Le 14 janvier 2011, le greffe de la cour d'appel d'Angers a convoqué les parties à l'audience du 14 juin 2011, dont monsieur X..., à une adresse qui s'est révélée non actualisée, le greffe a alors sollicité de son conseil l'indication de sa nouvelle adresse, ce qui a été fait le 25 février 2011 et ainsi l'appelant a été convoqué à ladite audience à l'adresse suivante : "... 44300 Nantes " ; le pli a été retourné au greffe de la cour le 13 avril 2011 avec la mention " non réclamé ", ce qui a provoqué l'indication par ce même greffe, toujours auprès de son avocat, de cette situation.

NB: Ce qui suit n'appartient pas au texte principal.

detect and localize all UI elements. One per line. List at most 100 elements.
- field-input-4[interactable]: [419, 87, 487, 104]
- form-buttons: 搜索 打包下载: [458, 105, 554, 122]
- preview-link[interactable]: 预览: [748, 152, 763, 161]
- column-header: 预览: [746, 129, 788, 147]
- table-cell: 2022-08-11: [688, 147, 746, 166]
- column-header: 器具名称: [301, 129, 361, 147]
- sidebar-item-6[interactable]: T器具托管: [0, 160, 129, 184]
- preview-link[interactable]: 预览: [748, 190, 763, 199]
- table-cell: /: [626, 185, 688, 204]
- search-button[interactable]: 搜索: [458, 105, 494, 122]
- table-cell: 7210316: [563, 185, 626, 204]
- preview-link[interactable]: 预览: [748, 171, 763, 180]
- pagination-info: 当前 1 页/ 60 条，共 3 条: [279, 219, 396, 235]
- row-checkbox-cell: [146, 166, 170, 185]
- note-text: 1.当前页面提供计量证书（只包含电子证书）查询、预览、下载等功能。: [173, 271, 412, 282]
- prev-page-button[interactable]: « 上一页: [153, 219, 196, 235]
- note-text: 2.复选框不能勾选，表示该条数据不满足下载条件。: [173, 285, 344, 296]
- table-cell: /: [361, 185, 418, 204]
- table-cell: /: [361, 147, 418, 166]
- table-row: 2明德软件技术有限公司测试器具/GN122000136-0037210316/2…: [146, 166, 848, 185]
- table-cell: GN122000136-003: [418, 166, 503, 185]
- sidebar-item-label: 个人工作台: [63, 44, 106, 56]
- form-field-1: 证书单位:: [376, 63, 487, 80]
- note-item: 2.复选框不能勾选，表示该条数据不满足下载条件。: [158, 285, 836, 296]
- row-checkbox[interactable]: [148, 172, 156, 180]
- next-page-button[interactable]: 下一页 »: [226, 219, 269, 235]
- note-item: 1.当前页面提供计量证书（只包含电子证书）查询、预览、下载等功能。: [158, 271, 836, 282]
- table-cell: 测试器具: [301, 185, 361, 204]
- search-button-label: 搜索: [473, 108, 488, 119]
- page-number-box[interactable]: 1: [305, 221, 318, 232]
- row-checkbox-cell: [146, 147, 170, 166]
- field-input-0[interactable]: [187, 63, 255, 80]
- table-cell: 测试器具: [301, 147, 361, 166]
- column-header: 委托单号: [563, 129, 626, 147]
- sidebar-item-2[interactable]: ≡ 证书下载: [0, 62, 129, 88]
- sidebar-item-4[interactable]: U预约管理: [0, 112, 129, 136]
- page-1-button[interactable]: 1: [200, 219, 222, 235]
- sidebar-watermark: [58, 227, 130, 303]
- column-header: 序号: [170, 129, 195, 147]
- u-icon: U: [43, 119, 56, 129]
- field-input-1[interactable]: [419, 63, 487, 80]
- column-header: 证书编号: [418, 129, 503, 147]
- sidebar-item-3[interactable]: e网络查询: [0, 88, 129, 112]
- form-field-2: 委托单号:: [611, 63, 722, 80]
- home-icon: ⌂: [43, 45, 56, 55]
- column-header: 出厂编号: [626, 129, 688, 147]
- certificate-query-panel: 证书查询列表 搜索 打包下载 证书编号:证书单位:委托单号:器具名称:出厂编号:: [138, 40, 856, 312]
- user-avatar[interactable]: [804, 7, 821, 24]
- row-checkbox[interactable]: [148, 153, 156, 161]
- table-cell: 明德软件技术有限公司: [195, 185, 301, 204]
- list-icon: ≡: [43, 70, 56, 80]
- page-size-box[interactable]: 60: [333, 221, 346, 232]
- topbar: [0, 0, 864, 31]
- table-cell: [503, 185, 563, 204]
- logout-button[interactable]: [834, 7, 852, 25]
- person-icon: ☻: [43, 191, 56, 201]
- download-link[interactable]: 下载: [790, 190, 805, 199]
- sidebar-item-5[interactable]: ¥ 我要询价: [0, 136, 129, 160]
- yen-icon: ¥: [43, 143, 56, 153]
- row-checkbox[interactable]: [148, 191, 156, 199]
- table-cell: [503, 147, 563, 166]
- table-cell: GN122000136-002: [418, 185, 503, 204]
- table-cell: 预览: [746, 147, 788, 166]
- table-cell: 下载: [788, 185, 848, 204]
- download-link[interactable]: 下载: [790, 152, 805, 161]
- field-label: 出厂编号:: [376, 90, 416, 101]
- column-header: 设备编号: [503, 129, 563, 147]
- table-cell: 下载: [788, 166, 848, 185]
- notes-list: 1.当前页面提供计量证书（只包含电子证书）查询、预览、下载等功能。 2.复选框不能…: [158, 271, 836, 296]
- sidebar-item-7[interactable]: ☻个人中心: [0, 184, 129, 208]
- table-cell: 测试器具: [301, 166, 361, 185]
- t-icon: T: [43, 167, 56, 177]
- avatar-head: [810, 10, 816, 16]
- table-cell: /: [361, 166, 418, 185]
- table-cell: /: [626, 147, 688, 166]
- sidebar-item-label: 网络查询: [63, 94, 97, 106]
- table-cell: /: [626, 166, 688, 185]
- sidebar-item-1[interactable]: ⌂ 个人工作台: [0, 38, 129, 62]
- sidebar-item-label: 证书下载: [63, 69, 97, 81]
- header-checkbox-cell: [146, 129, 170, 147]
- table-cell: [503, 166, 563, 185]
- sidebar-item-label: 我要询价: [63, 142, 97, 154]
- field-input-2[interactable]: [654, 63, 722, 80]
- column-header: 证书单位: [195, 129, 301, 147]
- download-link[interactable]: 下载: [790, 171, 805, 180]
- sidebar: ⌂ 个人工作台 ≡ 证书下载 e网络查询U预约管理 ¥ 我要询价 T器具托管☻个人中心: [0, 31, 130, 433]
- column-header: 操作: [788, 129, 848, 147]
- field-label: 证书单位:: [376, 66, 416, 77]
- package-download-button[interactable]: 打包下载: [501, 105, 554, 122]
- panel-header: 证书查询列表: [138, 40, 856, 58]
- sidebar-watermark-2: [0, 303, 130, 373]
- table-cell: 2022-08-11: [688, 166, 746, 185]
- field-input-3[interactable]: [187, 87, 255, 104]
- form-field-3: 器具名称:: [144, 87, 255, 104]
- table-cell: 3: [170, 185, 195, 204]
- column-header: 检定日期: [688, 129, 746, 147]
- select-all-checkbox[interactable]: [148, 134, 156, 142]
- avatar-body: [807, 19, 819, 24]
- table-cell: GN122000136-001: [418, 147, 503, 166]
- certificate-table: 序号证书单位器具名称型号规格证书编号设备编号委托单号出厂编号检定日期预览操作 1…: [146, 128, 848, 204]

A l'audience du 14 juin 2011, le conseil de monsieur Fabrice X... a indiqué avoir des difficultés pour joindre celui-ci étant dans l'ignorance de son adresse et n'ayant pu le contacter autrement, tandis que l'intimée, par son conseil, a sollicité dès cette date que l'appel soit déclaré non soutenu et donc la décision du conseil de prud'hommes, confirmée purement et simplement.
Dans le doute sur une possible démarche de monsieur Fabrice X... aux fins d'obtenir l'attribution de l'aide juridictionnelle, l'affaire a été renvoyée à l'audience du 3 janvier 2012, au cours de laquelle la cour a pu constater que le conseil de monsieur Fabrice X..., a confirmé ne pouvoir soutenir l'appel de celui-ci alors que le conseil de la société Cabinet VOISINE a réitéré sa demande de voir constater l'appel non soutenu et confirmer la décision de première instance.
MOTIFS de la DECISION Attendu qu'en application des dispositions des articles R 1453-1 à R 1453-4 et R 1461-2 du code du travail et des articles 931 et 946 du code de procédure civile, en matière prud'homale, la procédure est orale ; Attendu que les parties comparaissent soit en se présentant personnellement à l'audience soit en s'y faisant représenter ; Que monsieur Fabrice X... n'ayant pas comparu à l'audience du 14 juin 2011 d'une part, ni à celle du 3 janvier 2012, d'autre part, et n'ayant donné aucun mandat à son conseil pour le soutien de son appel, la cour n'est donc pas saisie de ses prétentions ni d'aucun moyen d'appel ; qu'il échet dans ces conditions, ainsi que le demande la société Cabinet VOISINE de constater l'appel non soutenu et de confirmer le jugement du conseil de prud'hommes d'Angers, prononcé le 10 mai 2010, dans le litige opposant les parties précitées.
PAR CES MOTIFS, la cour, statuant publiquement, contradictoirement, Constate que l'appel de monsieur Fabrice X... n'est pas soutenu, Confirme la décision déférée en toutes ses dispositions, Condamne l'appelant, monsieur Fabrice X..., aux entiers dépens d'appel.